Man serving life sentence for killing his half-sister and his lawyer is running for the US Senate, and it's TOTALLY LEGAL!
According to Minnesota law, inmates are not allowed to run for state-level offices but they are legally allowed to run for federal office
An inmate who is serving life in prison for two murders is currently running for a US Senate seat in Minnesota. The best part about this is that it is completely legal to do so. According to Minnesota law, inmates are not allowed to run for state-level offices but they are legally allowed to run for federal office. The inmate in question, Leonard Richards, is very aware of this loophole and has tried many times before for federal office in spite of him serving out his prison sentence with no parole. The 75-year-old was convicted of killing May Wilson, his half-sister, in 1982. He was also convicted of shooting dead his lawyer, Robert Stratton, in 1987. Stratton's sister has come forward and said that the Minnesota Secretary of State's Office told her that they could not do anything about keeping the convict out of the ballot if he applies.
The Daily Mail had reported that Richards killed Wilson in the basement of a store that he had rented out previously. He was only tried for her murder a few years later. The law finally had enough when he killed his own attorney. Stratton had been working with the convict on the investigation the IRS had launched on him. The lawyer had met up with his client for lunch and Richards proceeded to kill Stratton in his girlfriend's basement merely a few days before the lawyer was set to meet the investigators from the IRS. Linda Winbrush, Richards' girlfriend at the time, was the one who ultimately put an end to his murderous tendencies when she turned him into the police. She had seen that his jeans had blood stains and she even found other items in her home covered with blood.

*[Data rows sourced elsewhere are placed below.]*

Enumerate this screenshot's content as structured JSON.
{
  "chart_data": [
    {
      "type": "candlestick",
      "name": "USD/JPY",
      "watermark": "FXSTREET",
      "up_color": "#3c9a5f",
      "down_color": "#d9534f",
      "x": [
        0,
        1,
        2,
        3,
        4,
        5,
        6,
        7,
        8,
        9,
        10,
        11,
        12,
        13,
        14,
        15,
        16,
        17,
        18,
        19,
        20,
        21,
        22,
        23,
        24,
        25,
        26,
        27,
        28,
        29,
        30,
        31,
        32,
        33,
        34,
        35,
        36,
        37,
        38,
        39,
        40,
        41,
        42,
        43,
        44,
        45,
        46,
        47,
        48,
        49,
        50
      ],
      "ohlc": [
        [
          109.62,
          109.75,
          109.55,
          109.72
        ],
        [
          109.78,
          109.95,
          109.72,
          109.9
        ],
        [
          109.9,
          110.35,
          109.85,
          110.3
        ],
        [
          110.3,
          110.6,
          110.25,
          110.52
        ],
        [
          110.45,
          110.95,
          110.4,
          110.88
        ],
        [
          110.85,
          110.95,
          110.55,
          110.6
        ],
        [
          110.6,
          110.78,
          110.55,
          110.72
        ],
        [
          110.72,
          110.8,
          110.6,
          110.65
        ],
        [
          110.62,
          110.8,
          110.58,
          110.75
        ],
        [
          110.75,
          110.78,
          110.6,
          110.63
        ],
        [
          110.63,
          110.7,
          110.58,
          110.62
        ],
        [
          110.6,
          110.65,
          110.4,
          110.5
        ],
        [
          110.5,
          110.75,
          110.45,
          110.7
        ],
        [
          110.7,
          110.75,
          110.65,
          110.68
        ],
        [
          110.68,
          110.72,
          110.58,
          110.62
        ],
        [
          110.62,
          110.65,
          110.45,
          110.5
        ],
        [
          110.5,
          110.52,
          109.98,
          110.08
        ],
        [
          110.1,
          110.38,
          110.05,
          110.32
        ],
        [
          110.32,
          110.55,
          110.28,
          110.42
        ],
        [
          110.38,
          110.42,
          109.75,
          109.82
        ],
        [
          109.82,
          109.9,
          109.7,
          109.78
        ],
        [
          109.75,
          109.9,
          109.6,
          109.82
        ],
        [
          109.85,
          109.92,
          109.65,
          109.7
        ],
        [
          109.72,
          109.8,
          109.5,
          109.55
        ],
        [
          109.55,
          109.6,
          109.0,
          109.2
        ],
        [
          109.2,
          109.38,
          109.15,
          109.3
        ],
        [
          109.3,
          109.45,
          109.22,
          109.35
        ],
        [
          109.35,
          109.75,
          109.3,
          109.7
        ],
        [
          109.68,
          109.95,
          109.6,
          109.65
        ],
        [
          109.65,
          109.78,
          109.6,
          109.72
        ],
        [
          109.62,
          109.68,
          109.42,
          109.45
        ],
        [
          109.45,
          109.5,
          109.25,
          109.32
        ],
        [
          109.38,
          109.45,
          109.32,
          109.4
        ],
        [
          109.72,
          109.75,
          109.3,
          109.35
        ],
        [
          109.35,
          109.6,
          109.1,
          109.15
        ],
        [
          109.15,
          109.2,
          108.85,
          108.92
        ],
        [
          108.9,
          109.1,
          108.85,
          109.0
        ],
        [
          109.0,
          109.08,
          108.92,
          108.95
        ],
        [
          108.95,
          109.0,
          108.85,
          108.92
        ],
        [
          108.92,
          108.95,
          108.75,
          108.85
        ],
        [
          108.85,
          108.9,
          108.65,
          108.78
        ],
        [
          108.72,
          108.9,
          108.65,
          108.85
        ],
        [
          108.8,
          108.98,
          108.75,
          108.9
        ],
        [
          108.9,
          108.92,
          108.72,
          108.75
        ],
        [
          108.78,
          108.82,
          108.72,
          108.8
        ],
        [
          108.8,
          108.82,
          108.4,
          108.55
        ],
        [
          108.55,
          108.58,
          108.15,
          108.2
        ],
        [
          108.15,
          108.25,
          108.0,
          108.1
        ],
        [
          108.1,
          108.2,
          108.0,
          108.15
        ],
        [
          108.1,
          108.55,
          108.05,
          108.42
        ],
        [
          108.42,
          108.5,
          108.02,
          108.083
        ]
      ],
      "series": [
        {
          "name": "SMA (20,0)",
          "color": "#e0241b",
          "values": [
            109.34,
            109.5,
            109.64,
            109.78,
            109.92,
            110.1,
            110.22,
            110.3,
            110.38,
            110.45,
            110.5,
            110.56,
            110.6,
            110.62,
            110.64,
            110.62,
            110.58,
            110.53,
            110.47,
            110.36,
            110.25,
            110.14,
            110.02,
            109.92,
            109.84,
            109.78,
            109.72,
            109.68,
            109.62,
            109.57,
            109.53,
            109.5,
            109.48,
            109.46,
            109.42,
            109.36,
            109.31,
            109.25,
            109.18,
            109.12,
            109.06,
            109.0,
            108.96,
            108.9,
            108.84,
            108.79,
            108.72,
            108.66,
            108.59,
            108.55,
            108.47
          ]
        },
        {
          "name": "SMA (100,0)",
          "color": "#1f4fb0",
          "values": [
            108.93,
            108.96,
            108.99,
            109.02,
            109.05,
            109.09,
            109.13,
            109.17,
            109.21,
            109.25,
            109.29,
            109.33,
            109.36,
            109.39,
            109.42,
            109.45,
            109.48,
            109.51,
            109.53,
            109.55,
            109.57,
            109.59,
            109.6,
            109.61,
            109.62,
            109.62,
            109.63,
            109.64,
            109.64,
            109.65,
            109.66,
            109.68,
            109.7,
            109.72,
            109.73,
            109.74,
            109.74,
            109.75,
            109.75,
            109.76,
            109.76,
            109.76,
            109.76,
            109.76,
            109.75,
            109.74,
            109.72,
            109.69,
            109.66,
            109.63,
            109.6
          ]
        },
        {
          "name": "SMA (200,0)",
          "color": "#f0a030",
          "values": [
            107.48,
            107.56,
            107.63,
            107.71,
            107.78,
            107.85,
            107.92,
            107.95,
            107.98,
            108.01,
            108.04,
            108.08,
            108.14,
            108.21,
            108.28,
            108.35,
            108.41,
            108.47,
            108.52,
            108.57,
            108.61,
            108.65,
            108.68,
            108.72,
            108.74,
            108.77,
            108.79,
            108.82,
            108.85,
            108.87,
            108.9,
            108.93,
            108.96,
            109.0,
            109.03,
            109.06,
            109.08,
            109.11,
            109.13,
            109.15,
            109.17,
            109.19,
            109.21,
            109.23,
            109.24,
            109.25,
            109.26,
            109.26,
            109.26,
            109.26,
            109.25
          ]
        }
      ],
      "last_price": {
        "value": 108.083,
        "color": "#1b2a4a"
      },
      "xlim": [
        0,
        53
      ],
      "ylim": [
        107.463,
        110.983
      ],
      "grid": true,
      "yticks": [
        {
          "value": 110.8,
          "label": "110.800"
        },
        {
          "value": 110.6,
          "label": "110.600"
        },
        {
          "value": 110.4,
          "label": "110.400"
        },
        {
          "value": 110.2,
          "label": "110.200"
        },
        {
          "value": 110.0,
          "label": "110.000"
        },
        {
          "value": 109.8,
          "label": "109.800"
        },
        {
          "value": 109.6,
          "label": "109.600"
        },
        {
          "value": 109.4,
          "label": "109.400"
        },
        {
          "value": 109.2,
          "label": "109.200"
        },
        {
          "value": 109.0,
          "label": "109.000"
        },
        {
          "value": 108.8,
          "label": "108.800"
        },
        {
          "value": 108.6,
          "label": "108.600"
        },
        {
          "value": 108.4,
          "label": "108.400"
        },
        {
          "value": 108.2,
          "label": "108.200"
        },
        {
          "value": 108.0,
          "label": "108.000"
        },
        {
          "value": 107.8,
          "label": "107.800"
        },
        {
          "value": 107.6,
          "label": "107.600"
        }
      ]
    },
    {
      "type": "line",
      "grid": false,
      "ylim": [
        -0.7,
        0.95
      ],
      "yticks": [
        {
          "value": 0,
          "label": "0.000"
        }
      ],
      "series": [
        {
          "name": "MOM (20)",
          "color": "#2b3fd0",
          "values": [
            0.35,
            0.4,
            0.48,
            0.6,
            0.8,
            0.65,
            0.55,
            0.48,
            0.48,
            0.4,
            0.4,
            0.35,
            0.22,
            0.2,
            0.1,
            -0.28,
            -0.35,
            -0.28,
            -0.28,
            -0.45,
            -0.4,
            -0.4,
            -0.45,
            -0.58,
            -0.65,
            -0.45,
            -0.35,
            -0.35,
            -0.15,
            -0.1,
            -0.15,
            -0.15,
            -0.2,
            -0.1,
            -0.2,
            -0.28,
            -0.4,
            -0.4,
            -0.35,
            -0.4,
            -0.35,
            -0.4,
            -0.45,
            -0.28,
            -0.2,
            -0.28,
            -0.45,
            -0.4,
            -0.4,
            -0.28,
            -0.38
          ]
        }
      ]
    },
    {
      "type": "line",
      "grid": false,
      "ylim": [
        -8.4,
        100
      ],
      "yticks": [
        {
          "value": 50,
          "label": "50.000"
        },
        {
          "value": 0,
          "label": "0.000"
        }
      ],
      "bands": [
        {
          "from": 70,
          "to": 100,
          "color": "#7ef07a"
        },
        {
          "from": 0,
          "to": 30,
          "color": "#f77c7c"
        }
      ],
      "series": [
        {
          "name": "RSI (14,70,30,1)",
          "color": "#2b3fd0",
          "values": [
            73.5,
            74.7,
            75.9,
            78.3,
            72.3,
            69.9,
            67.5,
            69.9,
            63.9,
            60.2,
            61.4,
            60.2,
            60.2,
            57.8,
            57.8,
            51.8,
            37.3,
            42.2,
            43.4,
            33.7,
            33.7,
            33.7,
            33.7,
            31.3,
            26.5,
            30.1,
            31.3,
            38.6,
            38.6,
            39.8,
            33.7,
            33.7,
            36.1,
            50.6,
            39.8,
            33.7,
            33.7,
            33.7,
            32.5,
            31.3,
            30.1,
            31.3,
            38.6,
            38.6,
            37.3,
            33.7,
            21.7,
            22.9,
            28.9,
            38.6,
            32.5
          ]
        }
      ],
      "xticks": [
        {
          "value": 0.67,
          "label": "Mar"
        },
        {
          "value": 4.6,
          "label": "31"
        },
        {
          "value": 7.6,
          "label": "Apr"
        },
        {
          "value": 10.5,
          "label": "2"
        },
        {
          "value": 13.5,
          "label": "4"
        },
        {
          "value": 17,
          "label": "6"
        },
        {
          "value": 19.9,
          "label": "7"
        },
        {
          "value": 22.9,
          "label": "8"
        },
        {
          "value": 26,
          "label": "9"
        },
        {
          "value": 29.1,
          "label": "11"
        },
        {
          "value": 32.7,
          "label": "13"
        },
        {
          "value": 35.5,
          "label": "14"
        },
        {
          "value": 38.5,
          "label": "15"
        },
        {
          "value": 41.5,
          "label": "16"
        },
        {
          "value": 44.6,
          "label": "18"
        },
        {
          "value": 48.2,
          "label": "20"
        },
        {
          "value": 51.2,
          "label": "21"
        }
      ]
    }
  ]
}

A legal adviser for the office, Bert Black, said that even though the convicts had committed "unspeakable acts", the courts have all ruled that the agency cannot stop a felon or even a prisoner from filing an affidavit of candidacy. He said: "The only valid requirements are that you be of a certain age and that you live in the state on Election Day, essentially."
Stratton's distraught sister has come out and said that she wants everyone, especially voters, to know Richards' murky history. She said that he will definitely not win an election race against US Senator Amy Klobuchar but has also said that "even one vote for this murderer is too many". She plans to ask lawmakers to change the requirements for who can run for office.

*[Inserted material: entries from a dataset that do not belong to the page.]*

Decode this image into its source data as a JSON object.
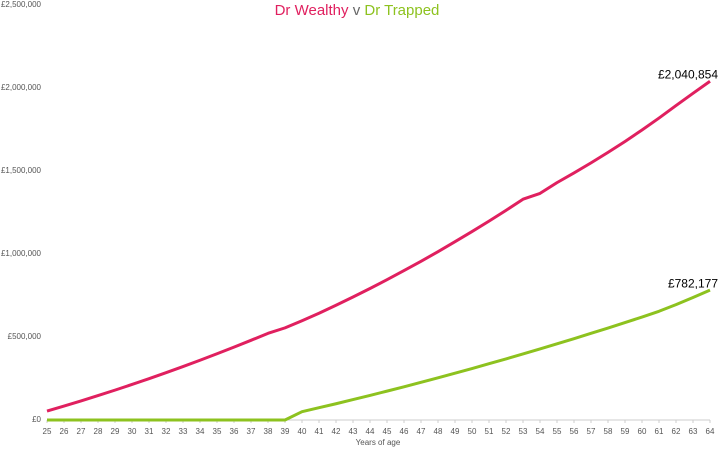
{
  "chart_data": {
    "type": "line",
    "title_separator": "v",
    "x_label": "Years of age",
    "x": [
      25,
      26,
      27,
      28,
      29,
      30,
      31,
      32,
      33,
      34,
      35,
      36,
      37,
      38,
      39,
      40,
      41,
      42,
      43,
      44,
      45,
      46,
      47,
      48,
      49,
      50,
      51,
      52,
      53,
      54,
      55,
      56,
      57,
      58,
      59,
      60,
      61,
      62,
      63,
      64
    ],
    "xlim": [
      25,
      64
    ],
    "xticks": [
      25,
      26,
      27,
      28,
      29,
      30,
      31,
      32,
      33,
      34,
      35,
      36,
      37,
      38,
      39,
      40,
      41,
      42,
      43,
      44,
      45,
      46,
      47,
      48,
      49,
      50,
      51,
      52,
      53,
      54,
      55,
      56,
      57,
      58,
      59,
      60,
      61,
      62,
      63,
      64
    ],
    "ylim": [
      0,
      2500000
    ],
    "yticks": [
      {
        "value": 0,
        "label": "£0"
      },
      {
        "value": 500000,
        "label": "£500,000"
      },
      {
        "value": 1000000,
        "label": "£1,000,000"
      },
      {
        "value": 1500000,
        "label": "£1,500,000"
      },
      {
        "value": 2000000,
        "label": "£2,000,000"
      },
      {
        "value": 2500000,
        "label": "£2,500,000"
      }
    ],
    "grid": false,
    "series": [
      {
        "name": "Dr Wealthy",
        "color": "#e0205f",
        "values": [
          54000,
          84000,
          115000,
          147000,
          180000,
          214000,
          249000,
          285000,
          322000,
          360000,
          399000,
          439000,
          480000,
          522000,
          555000,
          598000,
          643000,
          691000,
          741000,
          792000,
          845000,
          900000,
          956000,
          1014000,
          1074000,
          1135000,
          1198000,
          1263000,
          1330000,
          1365000,
          1430000,
          1488000,
          1549000,
          1612000,
          1678000,
          1747000,
          1819000,
          1894000,
          1968000,
          2040854
        ],
        "value_labels": [
          null,
          null,
          null,
          null,
          null,
          null,
          null,
          null,
          null,
          null,
          null,
          null,
          null,
          null,
          null,
          null,
          null,
          null,
          null,
          null,
          null,
          null,
          null,
          null,
          null,
          null,
          null,
          null,
          null,
          null,
          null,
          null,
          null,
          null,
          null,
          null,
          null,
          null,
          null,
          "£2,040,854"
        ]
      },
      {
        "name": "Dr Trapped",
        "color": "#8dc21f",
        "values": [
          0,
          0,
          0,
          0,
          0,
          0,
          0,
          0,
          0,
          0,
          0,
          0,
          0,
          0,
          0,
          50000,
          74000,
          98000,
          123000,
          148000,
          174000,
          200000,
          227000,
          254000,
          282000,
          310000,
          339000,
          368000,
          398000,
          428000,
          459000,
          490000,
          522000,
          554000,
          587000,
          620000,
          655000,
          695000,
          738000,
          782177
        ],
        "value_labels": [
          null,
          null,
          null,
          null,
          null,
          null,
          null,
          null,
          null,
          null,
          null,
          null,
          null,
          null,
          null,
          null,
          null,
          null,
          null,
          null,
          null,
          null,
          null,
          null,
          null,
          null,
          null,
          null,
          null,
          null,
          null,
          null,
          null,
          null,
          null,
          null,
          null,
          null,
          null,
          "£782,177"
        ]
      }
    ]
  }
}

Richards had run in the Democratic party in 1992 for a congressional seat and had managed to get more than 14,500 votes in his favor. He ran for the second time in 1994 but got only 4,000 votes. In 2015, he tried running for the congressional seat again but was not able to get his notice of candidacy notarized in time. He told the St. Cloud Times in an interview before the 2015 election: "This [running in federal elections] is not something new, now that I'm a prisoner."
Even if he is elected, there is no chance Richards will be able to serve in the office because he is in jail without parole. Richards is currently being held at the Minnesota Correctional Facility in Stillwater.

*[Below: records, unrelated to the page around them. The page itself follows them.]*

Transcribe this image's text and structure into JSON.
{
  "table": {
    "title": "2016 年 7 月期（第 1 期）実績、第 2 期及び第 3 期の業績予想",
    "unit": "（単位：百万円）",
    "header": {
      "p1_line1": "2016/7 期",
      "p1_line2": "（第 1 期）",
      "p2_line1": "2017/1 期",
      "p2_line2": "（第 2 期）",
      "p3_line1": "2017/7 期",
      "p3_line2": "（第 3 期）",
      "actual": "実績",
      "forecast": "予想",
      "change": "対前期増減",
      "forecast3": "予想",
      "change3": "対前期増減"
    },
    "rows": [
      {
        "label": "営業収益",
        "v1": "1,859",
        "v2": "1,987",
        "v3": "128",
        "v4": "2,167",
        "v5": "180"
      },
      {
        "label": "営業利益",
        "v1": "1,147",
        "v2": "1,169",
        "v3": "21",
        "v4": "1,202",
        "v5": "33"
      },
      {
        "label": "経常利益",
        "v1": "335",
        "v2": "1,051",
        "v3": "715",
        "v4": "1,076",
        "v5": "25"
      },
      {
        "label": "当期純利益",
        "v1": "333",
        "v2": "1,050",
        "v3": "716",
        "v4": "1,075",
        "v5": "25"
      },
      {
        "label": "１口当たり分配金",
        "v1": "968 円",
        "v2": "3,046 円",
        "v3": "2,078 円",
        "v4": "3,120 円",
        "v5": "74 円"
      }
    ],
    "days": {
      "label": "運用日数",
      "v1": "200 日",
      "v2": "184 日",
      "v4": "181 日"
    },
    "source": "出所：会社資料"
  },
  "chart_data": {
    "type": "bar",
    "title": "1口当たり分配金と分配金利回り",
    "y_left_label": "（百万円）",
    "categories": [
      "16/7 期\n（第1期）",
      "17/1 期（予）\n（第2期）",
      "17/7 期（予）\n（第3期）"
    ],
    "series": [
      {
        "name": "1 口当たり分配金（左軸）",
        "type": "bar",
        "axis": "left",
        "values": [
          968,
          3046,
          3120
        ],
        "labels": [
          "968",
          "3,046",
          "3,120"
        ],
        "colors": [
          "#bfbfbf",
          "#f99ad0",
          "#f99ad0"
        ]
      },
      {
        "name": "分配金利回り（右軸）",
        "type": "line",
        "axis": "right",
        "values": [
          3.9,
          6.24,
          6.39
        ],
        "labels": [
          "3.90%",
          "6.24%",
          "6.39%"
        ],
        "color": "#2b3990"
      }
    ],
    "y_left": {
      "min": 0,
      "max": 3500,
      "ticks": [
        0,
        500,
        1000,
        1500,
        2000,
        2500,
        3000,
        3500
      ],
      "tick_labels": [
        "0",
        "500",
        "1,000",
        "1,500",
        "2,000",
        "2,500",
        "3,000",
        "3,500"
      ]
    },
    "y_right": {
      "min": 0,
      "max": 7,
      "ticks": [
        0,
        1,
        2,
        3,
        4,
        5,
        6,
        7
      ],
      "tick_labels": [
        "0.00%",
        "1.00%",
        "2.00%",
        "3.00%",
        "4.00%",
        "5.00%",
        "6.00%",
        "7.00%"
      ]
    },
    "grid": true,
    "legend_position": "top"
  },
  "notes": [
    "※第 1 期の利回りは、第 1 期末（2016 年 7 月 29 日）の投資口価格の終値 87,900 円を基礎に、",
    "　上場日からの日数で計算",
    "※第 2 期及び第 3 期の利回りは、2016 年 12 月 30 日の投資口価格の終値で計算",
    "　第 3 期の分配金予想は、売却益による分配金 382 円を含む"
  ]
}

Coming to the most important question, is it even possible for a convicted felon to serve in elected office? According to the Constitution, members of the House and the Senate are required to fulfill three requirements: 1. all members of the House must be at least 25 years old, and members of the Senate must be at least 30 years old, 2. members of the House must have been a U.S. citizen for at least seven years, and members of the Senate must have been a U.S. citizen for at least nine years, 3. they have to be an "inhabitant" of the state "when elected".
Due to this, the Congressional Research Service (CRS) has said that committing a crime cannot constitutionally disqualify a person from serving or running for Congress. The state will also not have a say in whether or not a person is qualified to serve in the House or the Senate. The CRS has stated: "[S]ince a State does not have the authority to add qualifications for federal offices, the fact of conviction, even for a felony offense, could not be used to keep a candidate off of the ballot under State law either as a direct disqualification of convicted felons from holding or being a candidate for office, or as a disqualification of one who is no longer a "qualified elector" in the State. Once a person meets the three constitutional qualifications of age, citizenship, and inhabitancy in the State when elected, that person, if duly elected, is constitutionally "qualified" to serve in Congress, even if a convicted felon."
If a convict is in prison anywhere across the country, that will not be a problem if they are trying to run for federal office. Rep. Matthew Lyon ran for Congress in 1798 from prison and won the election that year. He finished serving out his four-month prison term for "libeling" President John Adams and then took his seat in Congress. Other people in the Congress tried and failed to get Lyon expelled.
At the end of the day, it is up to a House or Senate chamber to figure out whether an elected official is either qualified or not with regards to serving if a challenge has been raised by another member.
When it comes to state-level office, the qualifications are determined by the state's law. For example, in Texas aside a pardon or any other formal "judicial release" from felon status, an individual who has been convicted of a felony cannot run for public office, even though the person may be able to vote. According to staff attorney Ted Bromley, who is with the state's secretary of state office, in Connecticut, a former felon can have the right to vote, run for office and serve in elected office restored, if they have paid all their dues, served out their sentences fully and are not technically on parole.
All the states have their own technicalities into whether a felon can run for office or not and this all depends on various factors that each state has put out for the different offices.